Personal life
- Born: Chingsubam Akaba 9 November 1944 Soibam Leikai, Imphal, India
- Died: 1 January 2007 Soibam Leikai
- Spouse: Chingsubam Wangambi
- Known for: Luchingpurel Oja Akaba

Religious life
- Religion: Sanamahism
- Founder of: Meetei National Front
- Sect: Sanamahi laining

= Chingsubam Akaba =

Indian Sanamahist cultural revivalist (b. 1944 - d. 2007)

Chingsubam Akaba (9 November 1944 – 1 January 2007) was an Indian Sanamahist revivalist.

==Social activities ==
Akaba was the founding president of MEELAL. He established MEELAL on 18 August 2003 in order to aid the Meetei Mayek movement. MEELAL observes 18 May every year as the Mayek Chatpa Numit to mark the publication of a white paper on the issue of scripts by the State Government on 18 May 2005, which led to introduction of Meetei Mayek in the school syllabus from class I to X in 2006.

==Politics==
He founded Meetei National Front in 1979 on the 23rd Day of Wakching (December).

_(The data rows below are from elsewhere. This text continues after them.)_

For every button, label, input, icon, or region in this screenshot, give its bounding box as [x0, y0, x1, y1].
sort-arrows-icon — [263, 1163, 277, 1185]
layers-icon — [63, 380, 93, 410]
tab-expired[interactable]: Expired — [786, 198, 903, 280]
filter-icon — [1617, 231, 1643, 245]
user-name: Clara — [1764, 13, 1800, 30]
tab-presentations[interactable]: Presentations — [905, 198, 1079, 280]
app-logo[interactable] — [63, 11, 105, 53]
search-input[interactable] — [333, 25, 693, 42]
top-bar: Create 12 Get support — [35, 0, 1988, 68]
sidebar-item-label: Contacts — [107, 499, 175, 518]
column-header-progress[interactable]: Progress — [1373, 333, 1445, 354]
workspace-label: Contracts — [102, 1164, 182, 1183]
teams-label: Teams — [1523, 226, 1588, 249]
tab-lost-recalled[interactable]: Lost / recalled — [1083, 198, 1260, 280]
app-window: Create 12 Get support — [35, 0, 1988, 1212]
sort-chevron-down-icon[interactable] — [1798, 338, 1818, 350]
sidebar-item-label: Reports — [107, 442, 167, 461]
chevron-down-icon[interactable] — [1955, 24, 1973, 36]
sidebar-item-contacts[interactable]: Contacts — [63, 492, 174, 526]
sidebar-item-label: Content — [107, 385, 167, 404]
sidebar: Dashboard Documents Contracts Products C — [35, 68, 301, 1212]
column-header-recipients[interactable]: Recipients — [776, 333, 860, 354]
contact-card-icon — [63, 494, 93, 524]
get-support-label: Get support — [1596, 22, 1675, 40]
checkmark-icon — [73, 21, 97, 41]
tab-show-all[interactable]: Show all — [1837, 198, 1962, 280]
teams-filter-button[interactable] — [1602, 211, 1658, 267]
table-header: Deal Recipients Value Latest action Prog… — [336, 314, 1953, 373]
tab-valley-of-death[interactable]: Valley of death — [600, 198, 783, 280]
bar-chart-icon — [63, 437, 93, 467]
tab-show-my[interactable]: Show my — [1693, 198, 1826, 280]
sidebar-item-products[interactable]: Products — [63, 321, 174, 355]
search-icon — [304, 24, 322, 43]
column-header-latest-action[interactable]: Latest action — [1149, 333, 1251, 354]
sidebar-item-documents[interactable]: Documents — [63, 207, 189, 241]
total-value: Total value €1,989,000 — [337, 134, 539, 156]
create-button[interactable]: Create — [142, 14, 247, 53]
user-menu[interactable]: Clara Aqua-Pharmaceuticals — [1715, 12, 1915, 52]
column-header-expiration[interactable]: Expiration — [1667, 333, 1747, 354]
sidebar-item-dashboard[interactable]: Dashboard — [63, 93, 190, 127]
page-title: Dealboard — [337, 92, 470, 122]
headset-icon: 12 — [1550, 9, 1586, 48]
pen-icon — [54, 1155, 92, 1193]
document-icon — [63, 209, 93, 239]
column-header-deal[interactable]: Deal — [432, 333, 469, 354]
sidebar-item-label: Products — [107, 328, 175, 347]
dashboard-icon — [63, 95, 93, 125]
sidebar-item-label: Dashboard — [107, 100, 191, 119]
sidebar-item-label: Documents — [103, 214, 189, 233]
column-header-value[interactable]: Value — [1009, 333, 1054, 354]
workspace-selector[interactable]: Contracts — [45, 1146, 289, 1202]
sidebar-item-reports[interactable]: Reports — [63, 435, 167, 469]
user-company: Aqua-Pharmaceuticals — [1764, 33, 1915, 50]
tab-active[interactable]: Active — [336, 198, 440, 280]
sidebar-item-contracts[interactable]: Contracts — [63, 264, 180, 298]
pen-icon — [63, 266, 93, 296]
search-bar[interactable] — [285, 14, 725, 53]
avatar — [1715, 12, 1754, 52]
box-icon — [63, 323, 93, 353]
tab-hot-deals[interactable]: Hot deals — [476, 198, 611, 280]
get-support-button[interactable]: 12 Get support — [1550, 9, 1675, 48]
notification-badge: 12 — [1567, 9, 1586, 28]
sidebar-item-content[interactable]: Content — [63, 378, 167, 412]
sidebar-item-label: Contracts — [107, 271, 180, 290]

Oja Akaba joined the Manipur People's Party (MPP) for the 2007 general election in the state of Manipur.

==Death==
Oja Akaba was shot at point blank range near the gate of his house at the midnight of 31 December 2006.The incident happened when he went out to see off his driver after attending a musical concert at Palace Compound on 31 December night 2006. He was dropped at his residence at Soibam Leikai by his driver at 12:10 am. The driver saw two unidentified people shoot him twice.